= Andrea Rich =

Andrea Louise Beck Rich was an art museum director and academic administrator. She was director of the Los Angeles County Museum of Art from 1995 to 2005.

==Early life and education==
Andrea Louise Beck was born on July 20, 1943, in San Diego to clothing store owners Leo and Ida Beck.

She received three academic degrees from UCLA: a B.A. degree (1965), a master of arts degree (1966) and a Ph.D. (1968).

==Career==
She took a position as an assistant professor in the speech department at UCLA in 1968 and went on to hold several administrative positions before being appointed executive vice chancellor by then-Chancellor Charles E. Young in 1991.

She left UCLA in 1995 to become president and chief executive officer of the Los Angeles County Museum of Art (LACMA), where she worked for 10 years.

Rich received a distinguished teaching award in 1974, awarded by the UCLA Alumni Association.

==LACMA==
During her 10 years leading LACMA, Rich was credited with doubling the museum’s endowment to more than $100 million.

As LACMA director she tried to restrain the ambitions and aggression of Eli Broad, but only succeeded in having him organize against her.

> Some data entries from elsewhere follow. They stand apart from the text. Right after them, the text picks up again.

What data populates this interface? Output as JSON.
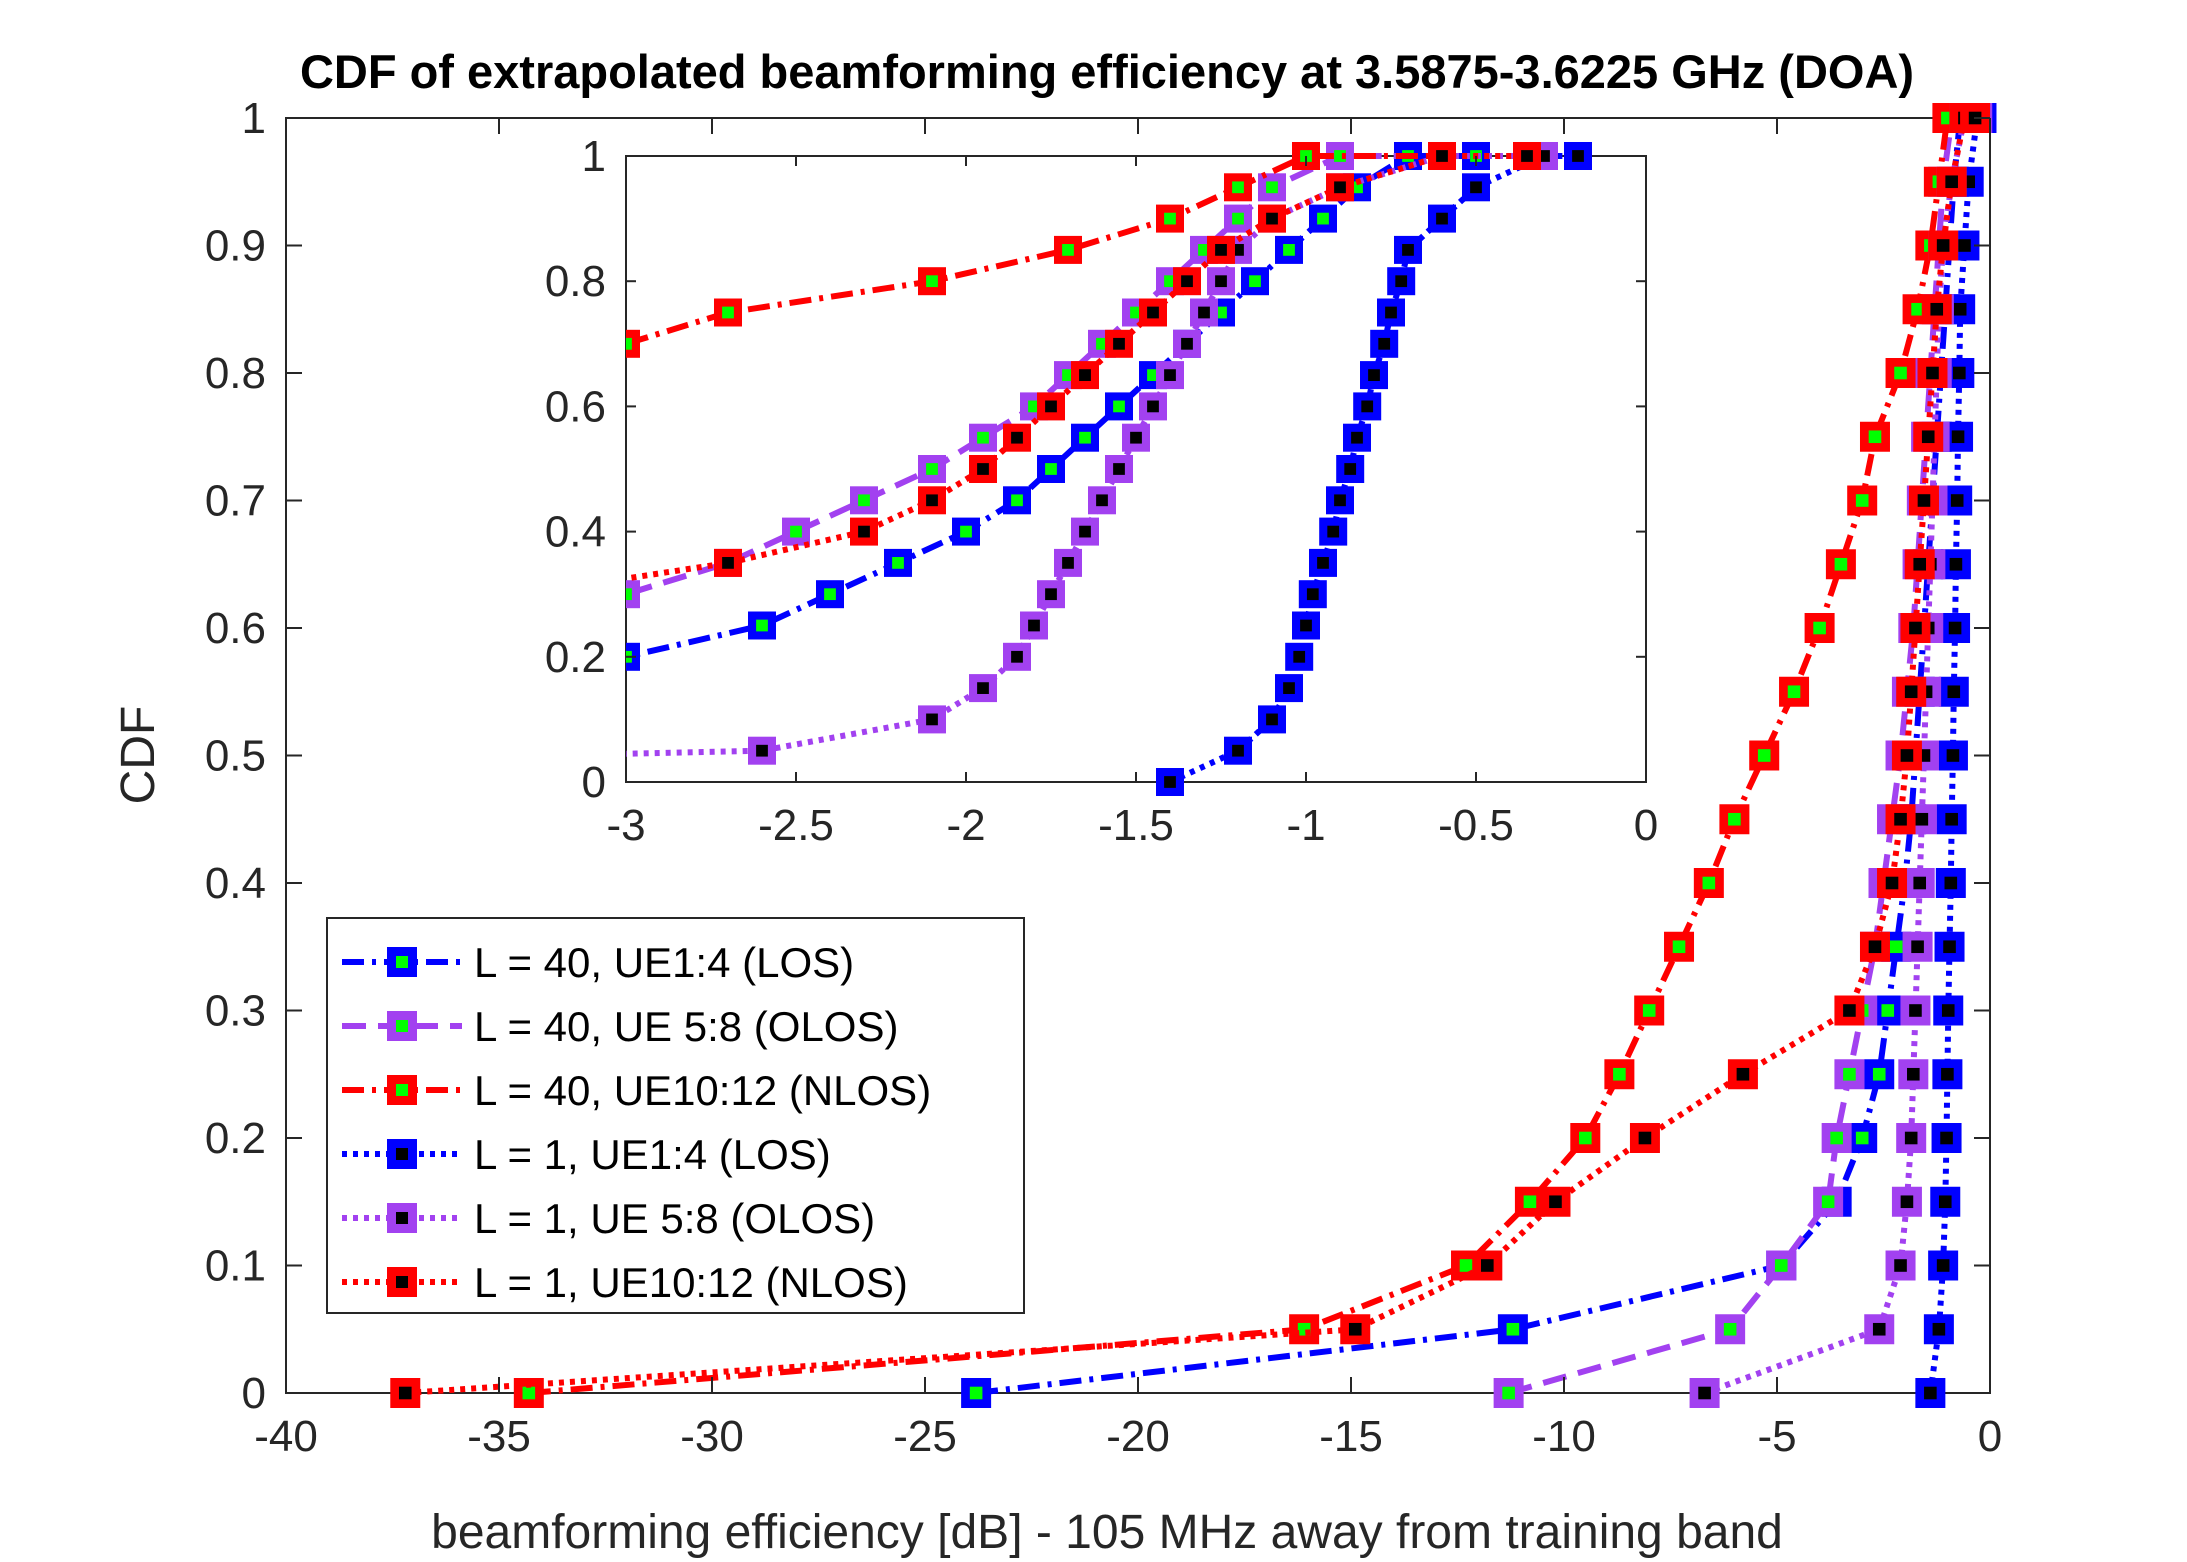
{
  "chart_data": {
    "type": "line",
    "title": "CDF of extrapolated beamforming efficiency at 3.5875-3.6225 GHz (DOA)",
    "xlabel": "beamforming efficiency [dB] - 105 MHz away from training band",
    "ylabel": "CDF",
    "xlim": [
      -40,
      0
    ],
    "ylim": [
      0,
      1
    ],
    "xticks": [
      "-40",
      "-35",
      "-30",
      "-25",
      "-20",
      "-15",
      "-10",
      "-5",
      "0"
    ],
    "yticks": [
      "0",
      "0.1",
      "0.2",
      "0.3",
      "0.4",
      "0.5",
      "0.6",
      "0.7",
      "0.8",
      "0.9",
      "1"
    ],
    "grid": false,
    "legend_position": "bottom-left",
    "series": [
      {
        "name": "L = 40, UE1:4 (LOS)",
        "color": "#0000ff",
        "marker_fill": "#00ff00",
        "line_style": "dashdot",
        "x": [
          -23.8,
          -11.2,
          -4.9,
          -3.6,
          -3.0,
          -2.6,
          -2.4,
          -2.2,
          -2.0,
          -1.85,
          -1.75,
          -1.65,
          -1.55,
          -1.45,
          -1.35,
          -1.25,
          -1.15,
          -1.05,
          -0.95,
          -0.85,
          -0.7,
          -0.5
        ],
        "y": [
          0.0,
          0.05,
          0.1,
          0.15,
          0.2,
          0.25,
          0.3,
          0.35,
          0.4,
          0.45,
          0.5,
          0.55,
          0.6,
          0.65,
          0.7,
          0.75,
          0.8,
          0.85,
          0.9,
          0.95,
          1.0,
          1.0
        ]
      },
      {
        "name": "L = 40, UE 5:8 (OLOS)",
        "color": "#a241f0",
        "marker_fill": "#00ff00",
        "line_style": "dashed",
        "x": [
          -11.3,
          -6.1,
          -4.9,
          -3.8,
          -3.6,
          -3.3,
          -3.0,
          -2.7,
          -2.5,
          -2.3,
          -2.1,
          -1.95,
          -1.8,
          -1.7,
          -1.6,
          -1.5,
          -1.4,
          -1.3,
          -1.2,
          -1.1,
          -0.9,
          -0.6
        ],
        "y": [
          0.0,
          0.05,
          0.1,
          0.15,
          0.2,
          0.25,
          0.3,
          0.35,
          0.4,
          0.45,
          0.5,
          0.55,
          0.6,
          0.65,
          0.7,
          0.75,
          0.8,
          0.85,
          0.9,
          0.95,
          1.0,
          1.0
        ]
      },
      {
        "name": "L = 40, UE10:12 (NLOS)",
        "color": "#ff0000",
        "marker_fill": "#00ff00",
        "line_style": "dashdot",
        "x": [
          -34.3,
          -16.1,
          -12.3,
          -10.8,
          -9.5,
          -8.7,
          -8.0,
          -7.3,
          -6.6,
          -6.0,
          -5.3,
          -4.6,
          -4.0,
          -3.5,
          -3.0,
          -2.7,
          -2.1,
          -1.7,
          -1.4,
          -1.2,
          -1.0,
          -0.6
        ],
        "y": [
          0.0,
          0.05,
          0.1,
          0.15,
          0.2,
          0.25,
          0.3,
          0.35,
          0.4,
          0.45,
          0.5,
          0.55,
          0.6,
          0.65,
          0.7,
          0.75,
          0.8,
          0.85,
          0.9,
          0.95,
          1.0,
          1.0
        ]
      },
      {
        "name": "L = 1, UE1:4 (LOS)",
        "color": "#0000ff",
        "marker_fill": "#000000",
        "line_style": "dotted",
        "x": [
          -1.4,
          -1.2,
          -1.1,
          -1.05,
          -1.02,
          -1.0,
          -0.98,
          -0.95,
          -0.92,
          -0.9,
          -0.87,
          -0.85,
          -0.82,
          -0.8,
          -0.77,
          -0.75,
          -0.72,
          -0.7,
          -0.6,
          -0.5,
          -0.3,
          -0.2
        ],
        "y": [
          0.0,
          0.05,
          0.1,
          0.15,
          0.2,
          0.25,
          0.3,
          0.35,
          0.4,
          0.45,
          0.5,
          0.55,
          0.6,
          0.65,
          0.7,
          0.75,
          0.8,
          0.85,
          0.9,
          0.95,
          1.0,
          1.0
        ]
      },
      {
        "name": "L = 1, UE 5:8 (OLOS)",
        "color": "#a241f0",
        "marker_fill": "#000000",
        "line_style": "dotted",
        "x": [
          -6.7,
          -2.6,
          -2.1,
          -1.95,
          -1.85,
          -1.8,
          -1.75,
          -1.7,
          -1.65,
          -1.6,
          -1.55,
          -1.5,
          -1.45,
          -1.4,
          -1.35,
          -1.3,
          -1.25,
          -1.2,
          -1.1,
          -0.9,
          -0.6,
          -0.3
        ],
        "y": [
          0.0,
          0.05,
          0.1,
          0.15,
          0.2,
          0.25,
          0.3,
          0.35,
          0.4,
          0.45,
          0.5,
          0.55,
          0.6,
          0.65,
          0.7,
          0.75,
          0.8,
          0.85,
          0.9,
          0.95,
          1.0,
          1.0
        ]
      },
      {
        "name": "L = 1, UE10:12 (NLOS)",
        "color": "#ff0000",
        "marker_fill": "#000000",
        "line_style": "dotted",
        "x": [
          -37.2,
          -14.9,
          -11.8,
          -10.2,
          -8.1,
          -5.8,
          -3.3,
          -2.7,
          -2.3,
          -2.1,
          -1.95,
          -1.85,
          -1.75,
          -1.65,
          -1.55,
          -1.45,
          -1.35,
          -1.25,
          -1.1,
          -0.9,
          -0.6,
          -0.35
        ],
        "y": [
          0.0,
          0.05,
          0.1,
          0.15,
          0.2,
          0.25,
          0.3,
          0.35,
          0.4,
          0.45,
          0.5,
          0.55,
          0.6,
          0.65,
          0.7,
          0.75,
          0.8,
          0.85,
          0.9,
          0.95,
          1.0,
          1.0
        ]
      }
    ],
    "inset": {
      "type": "line",
      "xlim": [
        -3,
        0
      ],
      "ylim": [
        0,
        1
      ],
      "xticks": [
        "-3",
        "-2.5",
        "-2",
        "-1.5",
        "-1",
        "-0.5",
        "0"
      ],
      "yticks": [
        "0",
        "0.2",
        "0.4",
        "0.6",
        "0.8",
        "1"
      ]
    }
  }
}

She resigned shortly following his efforts.

==Personal life==
She married John Rich in 1966, while she was in graduate school. He was an Emmy-winning director and producer of television situation comedies such as “All in the Family” and “The Dick Van Dyke Show.” Their first son, Anthony, was born in 1968, shortly before Andrea received her doctorate; then came Robert, in 1970. The couple separated in 1985 and later divorced.

==Death==
Rich died in July 2014 of leukemia and at Ronald Reagan UCLA Medical Center.